Security consultant Joseph Rodriguez has found a way to wirelessly hack ATMs. To get an unlimited amount of money, it turned out that the program on the smartphone and the knowledge of the vulnerability of ten years ago were enough.
Several decades ago, there was a common bug that caused a memory buffer overflow and allowed attackers to manipulate the device code. The security hole was successfully repaired, but, as it turned out, the creators of ATMs are stepping on an old rake. Joseph Rodriguez found that many of these devices do not check the size of the data packet sent via NFC to the reader. This allows you to both manipulate money in your account and receive unlimited cash.
“You can change the firmware or the amount, for example, by one dollar, even when the screen shows that you are paying $ 50. You can render the device useless or install some sort of ransomware.

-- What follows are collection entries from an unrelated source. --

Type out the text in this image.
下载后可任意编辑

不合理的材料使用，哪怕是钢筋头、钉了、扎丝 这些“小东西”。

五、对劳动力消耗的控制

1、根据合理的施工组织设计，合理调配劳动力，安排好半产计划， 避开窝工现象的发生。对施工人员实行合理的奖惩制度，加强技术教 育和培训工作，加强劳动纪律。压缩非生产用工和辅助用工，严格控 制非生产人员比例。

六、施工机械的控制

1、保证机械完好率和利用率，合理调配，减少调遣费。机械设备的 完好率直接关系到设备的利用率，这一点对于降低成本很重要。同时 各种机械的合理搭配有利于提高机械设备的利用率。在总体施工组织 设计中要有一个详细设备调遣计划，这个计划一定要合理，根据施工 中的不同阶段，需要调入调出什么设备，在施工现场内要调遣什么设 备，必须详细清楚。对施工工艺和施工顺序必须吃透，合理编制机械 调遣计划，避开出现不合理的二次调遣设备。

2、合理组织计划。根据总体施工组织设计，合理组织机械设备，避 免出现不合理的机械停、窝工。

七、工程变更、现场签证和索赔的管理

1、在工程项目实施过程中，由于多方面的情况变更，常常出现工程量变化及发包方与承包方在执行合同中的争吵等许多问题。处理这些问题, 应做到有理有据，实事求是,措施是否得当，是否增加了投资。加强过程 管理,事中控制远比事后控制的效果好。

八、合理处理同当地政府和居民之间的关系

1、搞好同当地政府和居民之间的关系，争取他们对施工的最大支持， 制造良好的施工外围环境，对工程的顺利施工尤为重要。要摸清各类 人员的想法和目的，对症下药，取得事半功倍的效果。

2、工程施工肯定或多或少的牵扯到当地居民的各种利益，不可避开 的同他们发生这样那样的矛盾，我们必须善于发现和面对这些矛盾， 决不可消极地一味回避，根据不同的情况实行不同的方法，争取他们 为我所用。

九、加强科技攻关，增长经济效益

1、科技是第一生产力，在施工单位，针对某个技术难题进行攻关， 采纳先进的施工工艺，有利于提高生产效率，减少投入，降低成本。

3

If you launch an attack and send a special load to the ATM computer, you can get the jackpot just by holding up your smartphone, ”explains Joseph.
At the time of the discovery of the vulnerability, Joseph Rodriguez was working as a security consultant at IOActive.
The scale of the problem is enormous, he says, as the hole is present on numerous devices in malls, restaurants and retail stores.
For hacking, a smartphone with NFC is enough, but Joseph wrote a special application himself.
He notified special services over a year ago, but found that the problem was still relevant.
By disclosing the details of the hack, he plans to draw attention to the vulnerability, which will push stakeholders to fix it.